A recente alteração legislativa que retira dos tribunais judiciais de distrito o poder de mandar recontar votos nas mesas onde se verifiquem irregularidades é um ataque frontal à justiça eleitoral e ao Estado de Direito em Moçambique. Este retrocesso ocorre num contexto onde, justamente há um ano, esses mesmos tribunais desempenharam um papel crucial ao embaraçar os planos de fraude eleitoral do partido Frelimo e da Comissão Nacional de Eleições (CNE) através de julgamentos imparciais. A nova legislação representa, portanto, uma clara tentativa de esvaziar a imparcialidade do processo eleitoral, transferindo todo o poder de decisão para órgãos cuja composição é, na sua essência, partidária.
Ao analisar o quadro jurídico que regula as eleições, fica evidente que a concentração de poder decisório nas mãos da CNE e do Conselho Constitucional (CC) cria um ambiente propício para manipulações e fraudes. Esses órgãos, historicamente conhecidos por decisões que muitas vezes não se baseiam no direito, na justiça ou no bom senso, passam a ser os únicos a terem um papel relevante na eventual ocorrência de fraudes eleitorais.

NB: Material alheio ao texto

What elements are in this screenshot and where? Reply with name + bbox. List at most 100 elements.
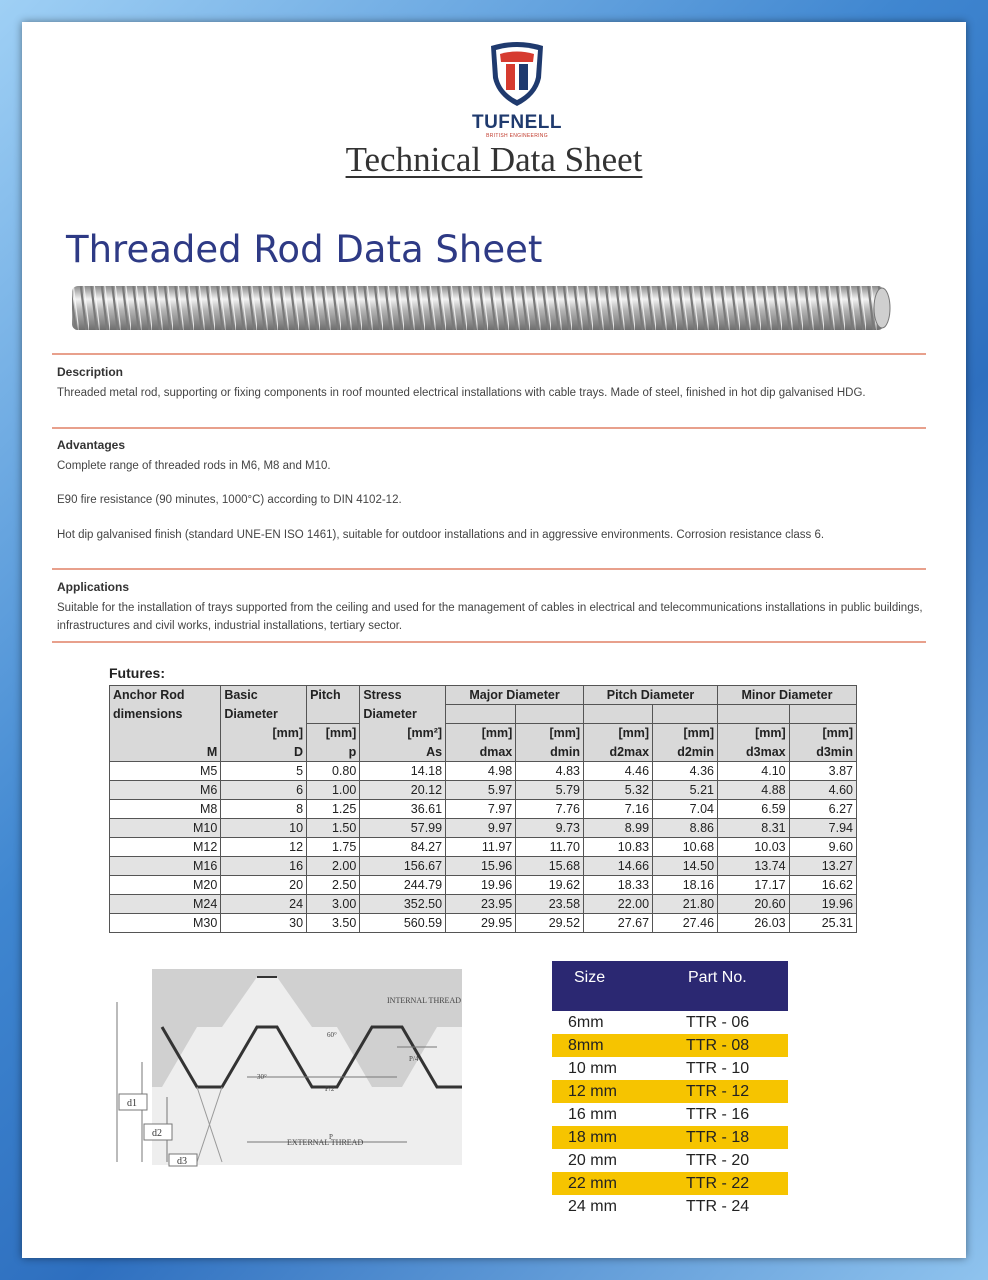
list-item: 22 mm TTR - 22 xyxy=(552,1172,788,1195)
table-cell: 57.99 xyxy=(359,818,447,838)
thread-profile-diagram: d1 d2 d3 INTERNAL THREAD EXTERNAL THREAD… xyxy=(116,969,462,1167)
table-cell: M6 xyxy=(108,780,222,800)
table-cell: 27.46 xyxy=(652,913,719,933)
table-cell: 18.16 xyxy=(652,875,719,895)
table-cell: 1.25 xyxy=(306,799,361,819)
unit-row: [mm] [mm] [mm²] [mm] [mm] [mm] [mm] [mm] [mm] xyxy=(108,723,858,743)
table-cell: 29.95 xyxy=(445,913,517,933)
table-cell: 5.97 xyxy=(445,780,517,800)
size-cell: 18 mm xyxy=(568,1129,617,1146)
table-cell: 352.50 xyxy=(359,894,447,914)
table-cell: 5.79 xyxy=(515,780,585,800)
table-cell: M10 xyxy=(108,818,222,838)
part-number-cell: TTR - 10 xyxy=(686,1060,750,1077)
blank-cell xyxy=(583,704,654,724)
symbol-cell: D xyxy=(220,742,308,762)
size-cell: 12 mm xyxy=(568,1083,617,1100)
col-basic-2: Diameter xyxy=(220,704,308,724)
table-cell: 22.00 xyxy=(583,894,654,914)
unit-cell: [mm] xyxy=(220,723,308,743)
angle-60-label: 60° xyxy=(327,1031,337,1039)
table-cell: 16 xyxy=(220,856,308,876)
symbol-cell: M xyxy=(108,742,222,762)
table-cell: 24 xyxy=(220,894,308,914)
blank-cell xyxy=(717,704,790,724)
tufnell-logo: TUFNELL BRITISH ENGINEERING xyxy=(462,40,572,139)
blank-cell xyxy=(306,704,361,724)
table-cell: 12 xyxy=(220,837,308,857)
table-row: M10 10 1.50 57.99 9.97 9.73 8.99 8.86 8.31 7.94 xyxy=(108,818,858,838)
table-cell: 560.59 xyxy=(359,913,447,933)
shield-logo-icon xyxy=(491,42,543,106)
table-cell: 7.04 xyxy=(652,799,719,819)
threaded-rod-image xyxy=(72,286,891,330)
part-number-cell: TTR - 16 xyxy=(686,1106,750,1123)
external-thread-label: EXTERNAL THREAD xyxy=(287,1138,363,1147)
table-cell: 6.59 xyxy=(717,799,790,819)
table-cell: 11.70 xyxy=(515,837,585,857)
table-cell: M5 xyxy=(108,761,222,781)
table-row: M16 16 2.00 156.67 15.96 15.68 14.66 14.50 13.74… xyxy=(108,856,858,876)
table-cell: 27.67 xyxy=(583,913,654,933)
size-cell: 22 mm xyxy=(568,1175,617,1192)
table-cell: 1.00 xyxy=(306,780,361,800)
unit-cell xyxy=(108,723,222,743)
table-cell: 5.21 xyxy=(652,780,719,800)
table-cell: 16.62 xyxy=(788,875,858,895)
table-cell: 8.31 xyxy=(717,818,790,838)
description-text: Threaded metal rod, supporting or fixing… xyxy=(57,387,866,399)
divider xyxy=(52,641,926,643)
table-cell: 7.97 xyxy=(445,799,517,819)
col-minor: Minor Diameter xyxy=(717,685,857,705)
table-cell: 13.27 xyxy=(788,856,858,876)
size-cell: 20 mm xyxy=(568,1152,617,1169)
symbol-cell: d2max xyxy=(583,742,654,762)
symbol-cell: p xyxy=(306,742,361,762)
p-label: P xyxy=(329,1133,333,1141)
table-cell: 9.73 xyxy=(515,818,585,838)
table-cell: 4.46 xyxy=(583,761,654,781)
table-cell: M16 xyxy=(108,856,222,876)
unit-cell: [mm²] xyxy=(359,723,447,743)
table-row: M6 6 1.00 20.12 5.97 5.79 5.32 5.21 4.88 4.60 xyxy=(108,780,858,800)
part-table-header: Size Part No. xyxy=(552,961,788,1011)
part-number-cell: TTR - 18 xyxy=(686,1129,750,1146)
table-cell: 15.96 xyxy=(445,856,517,876)
table-cell: 10 xyxy=(220,818,308,838)
table-cell: 19.62 xyxy=(515,875,585,895)
size-cell: 8mm xyxy=(568,1037,604,1054)
table-cell: 7.94 xyxy=(788,818,858,838)
table-cell: 6.27 xyxy=(788,799,858,819)
part-number-cell: TTR - 12 xyxy=(686,1083,750,1100)
unit-cell: [mm] xyxy=(583,723,654,743)
table-cell: 7.16 xyxy=(583,799,654,819)
list-item: 10 mm TTR - 10 xyxy=(552,1057,788,1080)
table-cell: 4.88 xyxy=(717,780,790,800)
table-cell: 3.00 xyxy=(306,894,361,914)
symbol-cell: dmax xyxy=(445,742,517,762)
size-cell: 10 mm xyxy=(568,1060,617,1077)
unit-cell: [mm] xyxy=(306,723,361,743)
advantage-item: Hot dip galvanised finish (standard UNE-… xyxy=(57,529,825,541)
table-cell: 9.60 xyxy=(788,837,858,857)
part-number-cell: TTR - 06 xyxy=(686,1014,750,1031)
futures-section: Futures: Anchor Rod Basic Pitch Stress M… xyxy=(108,665,859,941)
table-cell: 18.33 xyxy=(583,875,654,895)
unit-cell: [mm] xyxy=(717,723,790,743)
table-cell: 8.99 xyxy=(583,818,654,838)
table-cell: 4.36 xyxy=(652,761,719,781)
table-cell: 30 xyxy=(220,913,308,933)
table-cell: 19.96 xyxy=(788,894,858,914)
symbol-cell: d3max xyxy=(717,742,790,762)
table-cell: 4.98 xyxy=(445,761,517,781)
table-cell: 244.79 xyxy=(359,875,447,895)
table-cell: 10.68 xyxy=(652,837,719,857)
applications-text: Suitable for the installation of trays s… xyxy=(57,602,923,632)
p4-label: P/4 xyxy=(409,1055,419,1063)
table-cell: 26.03 xyxy=(717,913,790,933)
table-cell: 5 xyxy=(220,761,308,781)
size-cell: 6mm xyxy=(568,1014,604,1031)
blank-cell xyxy=(788,704,858,724)
unit-cell: [mm] xyxy=(515,723,585,743)
col-anchor-2: dimensions xyxy=(108,704,222,724)
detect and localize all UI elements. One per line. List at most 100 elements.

Isso é profundamente preocupante, pois retira qualquer possibilidade de fiscalização independente e imparcial, essencial em qualquer democracia que se preze.
A exclusão dos tribunais judiciais de distrito do processo eleitoral é um golpe duro na transparência e na credibilidade das eleições. Com esta alteração, o sistema eleitoral moçambicano transforma-se, ainda mais, num jogo de cartas marcadas, onde a vitória do partido no poder parece ser a única possibilidade. A democracia, que deveria ser um campo onde diferentes forças políticas competem em igualdade de condições, transforma-se num terreno inclinado a favor do status quo, comprometendo seriamente a legitimidade dos resultados eleitorais.
Esta situação é particularmente nociva para a democracia em Moçambique. Sem um sistema eleitoral transparente e justo, o conceito de soberania popular é gravemente afectado. As eleições, em vez de serem uma expressão da vontade do povo, passam a ser um mecanismo de manutenção de poder por parte de uma elite política que não tem interesse em ouvir as vozes dissonantes. Esse cenário é perigoso e pode levar a descredibilização total do processo eleitoral, gerando apatia entre os eleitores e enfraquecendo ainda mais as instituições democráticas do País.
O papel dos tribunais como guardiões da justiça eleitoral não pode ser subestimado. São eles que garantem que as regras do jogo sejam respeitadas, que os direitos dos eleitores sejam protegidos e que os resultados reflictam a verdadeira vontade popular. Ao retirarem dos tribunais o poder de intervir em casos de irregularidades eleitorais, o legislador moçambicano coloca em risco a própria essência da democracia, que é a livre escolha dos governantes pelo povo.
O argumento de que a CNE e o CC são os órgãos competentes para tratar de questões eleitorais não se sustenta quando consideramos a sua composição partidária. A presença de membros indicados pelos partidos políticos nestes órgãos compromete a sua imparcialidade, tornando-os, na prática, extensões dos interesses daqueles que os nomearam. Esta realidade é ainda mais preocupante quando se verifica que decisões políticas têm prevalecido sobre as jurídicas, minando a confiança dos cidadãos no processo eleitoral.
A democracia moçambicana, já fragilizada por inúmeros desafios, enfrenta agora mais um obstáculo à sua consolidação. A centralização do poder decisório em órgãos partidários é um atentado à pluralidade e à justiça, pilares fundamentais de qualquer sistema democrático. Ao excluir os tribunais judiciais de distrito do processo eleitoral, o legislador moçambicano está a enviar uma mensagem clara de que a justiça eleitoral pode ser manipulada ao sabor dos interesses políticos.
É essencial que os moçambicanos, e a comunidade internacional, reconheçam a gravidade desta alteração legislativa. A luta por um sistema eleitoral justo e transparente deve ser contínua, e a sociedade civil precisa estar vigilante e activa na defesa dos seus direitos. A democracia em Moçambique não pode ser refém de interesses partidários; precisa ser uma verdadeira expressão da vontade popular, onde todos os votos contam e onde todos os cidadãos têm a garantia de que a sua voz será ouvida e respeitada.
A consolidação do Estado de Direito em Moçambique depende de um sistema eleitoral que seja justo, transparente e imparcial. A recente alteração legislativa, ao enfraquecer a capacidade dos tribunais de garantir essa justiça, representa um sério retrocesso para a democracia no País. A sociedade moçambicana deve rejeitar qualquer tentativa de manipulação eleitoral e lutar pela construção de um sistema onde a vontade popular prevaleça acima de qualquer interesse partidário.